La population de Boguila et MSF ont été extrêmement choquées par ces meurtres. Notre équipe oscillait entre chagrin et colère. Les habitants de Boguila ont compris notre décision de – en signe de protestation – de stopper nos activités médicales et notre demande de condamnation forte de la part du gouvernement intérimaire comme des dirigeants des groupes armés. Beaucoup ont dénoncé ces attaques, pourtant Boguila n’est toujours pas un endroit sécurisé.
L’hôpital est toujours fermé, mais nous avons repris certaines activités médicales afin de pouvoir au moins prendre en charge, dans nos postes de Santé, les pathologies les plus meurtrières pour les enfants de moins de 5 ans (paludisme, infections respiratoires et maladies diarrhéiques).

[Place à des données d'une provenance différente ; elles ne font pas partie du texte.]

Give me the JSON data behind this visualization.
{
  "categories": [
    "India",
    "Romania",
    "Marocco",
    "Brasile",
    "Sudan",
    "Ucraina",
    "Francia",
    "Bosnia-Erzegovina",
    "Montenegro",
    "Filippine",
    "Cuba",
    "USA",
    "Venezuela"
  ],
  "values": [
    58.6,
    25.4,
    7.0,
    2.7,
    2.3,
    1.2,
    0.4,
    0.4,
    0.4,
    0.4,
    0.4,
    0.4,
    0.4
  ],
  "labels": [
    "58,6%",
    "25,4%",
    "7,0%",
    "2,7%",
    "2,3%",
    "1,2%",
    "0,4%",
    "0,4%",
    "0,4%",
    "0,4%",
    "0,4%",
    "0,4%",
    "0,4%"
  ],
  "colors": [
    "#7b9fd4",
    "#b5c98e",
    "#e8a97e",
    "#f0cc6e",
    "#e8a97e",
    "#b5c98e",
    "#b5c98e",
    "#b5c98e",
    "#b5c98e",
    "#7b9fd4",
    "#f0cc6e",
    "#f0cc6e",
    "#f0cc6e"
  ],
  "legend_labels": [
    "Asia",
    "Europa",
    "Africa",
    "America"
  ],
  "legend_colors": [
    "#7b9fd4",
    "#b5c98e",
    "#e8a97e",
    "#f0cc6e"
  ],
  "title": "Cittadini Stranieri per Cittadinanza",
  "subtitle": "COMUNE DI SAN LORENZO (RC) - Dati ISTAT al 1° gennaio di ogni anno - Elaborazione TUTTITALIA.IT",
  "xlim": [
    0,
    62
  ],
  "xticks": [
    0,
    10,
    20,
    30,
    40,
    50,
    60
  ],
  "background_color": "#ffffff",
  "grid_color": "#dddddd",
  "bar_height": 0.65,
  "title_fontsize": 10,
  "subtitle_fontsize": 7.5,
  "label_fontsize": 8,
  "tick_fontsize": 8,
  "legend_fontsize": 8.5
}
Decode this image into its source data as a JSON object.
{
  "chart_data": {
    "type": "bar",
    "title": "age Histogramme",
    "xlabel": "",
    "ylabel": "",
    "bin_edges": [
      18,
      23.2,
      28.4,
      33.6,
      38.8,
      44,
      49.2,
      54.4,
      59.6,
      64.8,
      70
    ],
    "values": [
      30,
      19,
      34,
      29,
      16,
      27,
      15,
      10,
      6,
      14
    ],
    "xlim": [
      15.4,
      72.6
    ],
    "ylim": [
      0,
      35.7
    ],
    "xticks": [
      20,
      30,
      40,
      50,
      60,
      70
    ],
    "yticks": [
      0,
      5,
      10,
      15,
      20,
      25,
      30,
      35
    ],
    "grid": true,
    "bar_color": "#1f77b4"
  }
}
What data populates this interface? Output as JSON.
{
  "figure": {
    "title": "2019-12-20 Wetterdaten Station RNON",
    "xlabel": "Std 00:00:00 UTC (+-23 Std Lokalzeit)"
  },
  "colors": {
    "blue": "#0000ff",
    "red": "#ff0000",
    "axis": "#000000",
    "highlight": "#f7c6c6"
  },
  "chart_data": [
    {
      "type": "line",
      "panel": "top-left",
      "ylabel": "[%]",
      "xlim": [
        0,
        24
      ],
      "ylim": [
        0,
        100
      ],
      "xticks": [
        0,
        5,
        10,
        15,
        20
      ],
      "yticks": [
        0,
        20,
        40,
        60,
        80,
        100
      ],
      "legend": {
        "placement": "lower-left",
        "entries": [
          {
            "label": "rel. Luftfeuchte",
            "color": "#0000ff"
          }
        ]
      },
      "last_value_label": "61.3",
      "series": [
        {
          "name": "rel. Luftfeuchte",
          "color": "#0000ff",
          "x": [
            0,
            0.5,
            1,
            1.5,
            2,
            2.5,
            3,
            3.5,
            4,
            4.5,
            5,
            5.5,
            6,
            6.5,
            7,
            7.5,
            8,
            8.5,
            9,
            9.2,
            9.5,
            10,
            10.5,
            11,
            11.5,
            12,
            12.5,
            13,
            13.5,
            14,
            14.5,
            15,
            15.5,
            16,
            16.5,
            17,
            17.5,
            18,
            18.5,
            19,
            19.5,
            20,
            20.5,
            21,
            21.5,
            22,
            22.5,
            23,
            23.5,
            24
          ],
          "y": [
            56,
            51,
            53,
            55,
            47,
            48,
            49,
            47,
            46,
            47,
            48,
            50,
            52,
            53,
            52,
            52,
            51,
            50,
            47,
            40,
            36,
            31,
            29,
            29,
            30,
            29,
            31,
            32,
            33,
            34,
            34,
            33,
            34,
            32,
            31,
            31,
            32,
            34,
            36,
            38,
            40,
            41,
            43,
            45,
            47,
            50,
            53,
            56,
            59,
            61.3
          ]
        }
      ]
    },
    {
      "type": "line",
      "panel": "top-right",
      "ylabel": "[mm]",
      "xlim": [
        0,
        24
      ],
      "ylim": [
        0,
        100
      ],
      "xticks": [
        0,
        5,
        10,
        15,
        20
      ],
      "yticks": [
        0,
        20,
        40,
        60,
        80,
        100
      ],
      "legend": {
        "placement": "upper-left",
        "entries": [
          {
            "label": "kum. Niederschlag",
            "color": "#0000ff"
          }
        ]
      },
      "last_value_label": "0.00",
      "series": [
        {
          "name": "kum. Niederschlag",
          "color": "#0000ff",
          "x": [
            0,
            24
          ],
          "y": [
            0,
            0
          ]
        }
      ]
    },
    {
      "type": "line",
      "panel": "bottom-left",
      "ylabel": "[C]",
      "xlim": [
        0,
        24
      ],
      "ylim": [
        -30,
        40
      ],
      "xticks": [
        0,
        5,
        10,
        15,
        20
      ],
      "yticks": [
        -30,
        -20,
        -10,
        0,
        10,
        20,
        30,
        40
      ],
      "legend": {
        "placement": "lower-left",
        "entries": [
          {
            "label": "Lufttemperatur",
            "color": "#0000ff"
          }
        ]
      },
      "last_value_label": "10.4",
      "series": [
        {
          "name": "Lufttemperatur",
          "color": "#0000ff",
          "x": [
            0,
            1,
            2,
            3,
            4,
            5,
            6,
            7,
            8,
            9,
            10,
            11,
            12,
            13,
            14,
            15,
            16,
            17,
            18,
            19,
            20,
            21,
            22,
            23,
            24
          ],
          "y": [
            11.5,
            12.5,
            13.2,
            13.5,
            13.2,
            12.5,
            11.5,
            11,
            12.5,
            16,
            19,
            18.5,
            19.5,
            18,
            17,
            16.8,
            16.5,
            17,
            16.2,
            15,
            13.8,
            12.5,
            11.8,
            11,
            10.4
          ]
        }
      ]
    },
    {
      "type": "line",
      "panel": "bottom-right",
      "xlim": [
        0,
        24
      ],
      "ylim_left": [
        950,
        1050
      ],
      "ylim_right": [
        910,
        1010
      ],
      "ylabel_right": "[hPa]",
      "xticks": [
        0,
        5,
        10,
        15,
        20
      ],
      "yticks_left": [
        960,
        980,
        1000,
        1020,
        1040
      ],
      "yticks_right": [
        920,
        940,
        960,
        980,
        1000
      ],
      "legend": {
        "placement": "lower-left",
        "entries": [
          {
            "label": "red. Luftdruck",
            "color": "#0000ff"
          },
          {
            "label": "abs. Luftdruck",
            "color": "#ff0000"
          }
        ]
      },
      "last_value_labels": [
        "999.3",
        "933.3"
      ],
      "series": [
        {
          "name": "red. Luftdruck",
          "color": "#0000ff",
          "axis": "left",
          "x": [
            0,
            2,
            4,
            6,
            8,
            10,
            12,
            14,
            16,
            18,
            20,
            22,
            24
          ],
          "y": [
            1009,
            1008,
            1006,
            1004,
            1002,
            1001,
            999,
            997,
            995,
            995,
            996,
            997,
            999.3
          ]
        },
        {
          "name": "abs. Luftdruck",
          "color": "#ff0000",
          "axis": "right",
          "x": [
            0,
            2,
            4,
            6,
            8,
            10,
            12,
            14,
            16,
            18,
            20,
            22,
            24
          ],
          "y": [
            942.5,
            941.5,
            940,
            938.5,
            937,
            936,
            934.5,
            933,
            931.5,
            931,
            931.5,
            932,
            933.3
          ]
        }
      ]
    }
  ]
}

Pourquoi MSF a t’elle initié des activités sur la nouvelle ligne de front située entre Grimari et Bambari ?
Depuis avril dernier, une nouvelle ligne de front s’est effectivement mise en place autour de Grimari et de Bambari – deux villes situées au Centre du pays et à environ 80 km de distance l’une de l’autre – et qui sert de « passerelle » vers l’Est et ses ressources naturelles. Des populations musulmanes et chrétiennes vivent sur cette zone où sont également présents des combattants anti-Balakas et ex-Sélékas, ainsi que Sangaris, l’armée française, et la MISCA, les forces de l’Union Africaine.
Le mois dernier, nombre de villages situés autour de Grimari et de Bambari ont été totalement incendiés et des milliers de personnes ont été déplacées. Dans la ville de Bambari, les récents affrontements ont contraint plus de 20 000 habitants à la fuite, dont une partie de la communauté musulmane déjà précédemment évacués de l’enclave de PK12, à Bangui, vers Bamabari. Ce déplacement forcé, qui a redessiné la géographie de la RCA, aura des conséquences pour les années à venir.
Sans l’action de MSF, ces familles cachées en brousse seraient coupées de toute assistance. Nos dispensaires mobiles circulent jusqu’à six heures par jour pour soigner les enfants atteints du paludisme, ainsi que les victimes de violences. Un système d’ambulances « rurales » a été mis en place, avec nos véhicules, pour les blessés et, lorsque les routes sont en mauvais état, nous utilisons des motos. Bien que nous parvenions à négocier nos passages aux barrages routiers tenus par les deux parties belligérantes, la sécurité de nos équipes – et/ou des patients que nous tentons de transférer – n’est pas garantie. Etre pris au milieu de tirs croisés est une préoccupation constante.
Quels sont désormais les plus grands défis pour les populations centrafricaines ?
La RCA est en crise depuis des années. Ce qui s’est passé en 2013 a davantage détérioré une situation déjà désastreuse. Depuis 2006, j’ai effectué trois missions en RCA, et j’ai le sentiment que la souffrance de la population n’a pas de fin. Mais il y a nos patients. Lorsque j’étais à Grimari, nous avons transporté un homme blessé à l’hôpital de Bangui. Il avait été blessé, à coups de machette, au cou, et il était en train de mourir. Sa femme et son bébé âgé de six mois étaient avec nous. Environ trois semaines plus tard, je l’ai vu sortir de l’hôpital, tout sourire. Ce sont ces histoires humaines qui font la différence”.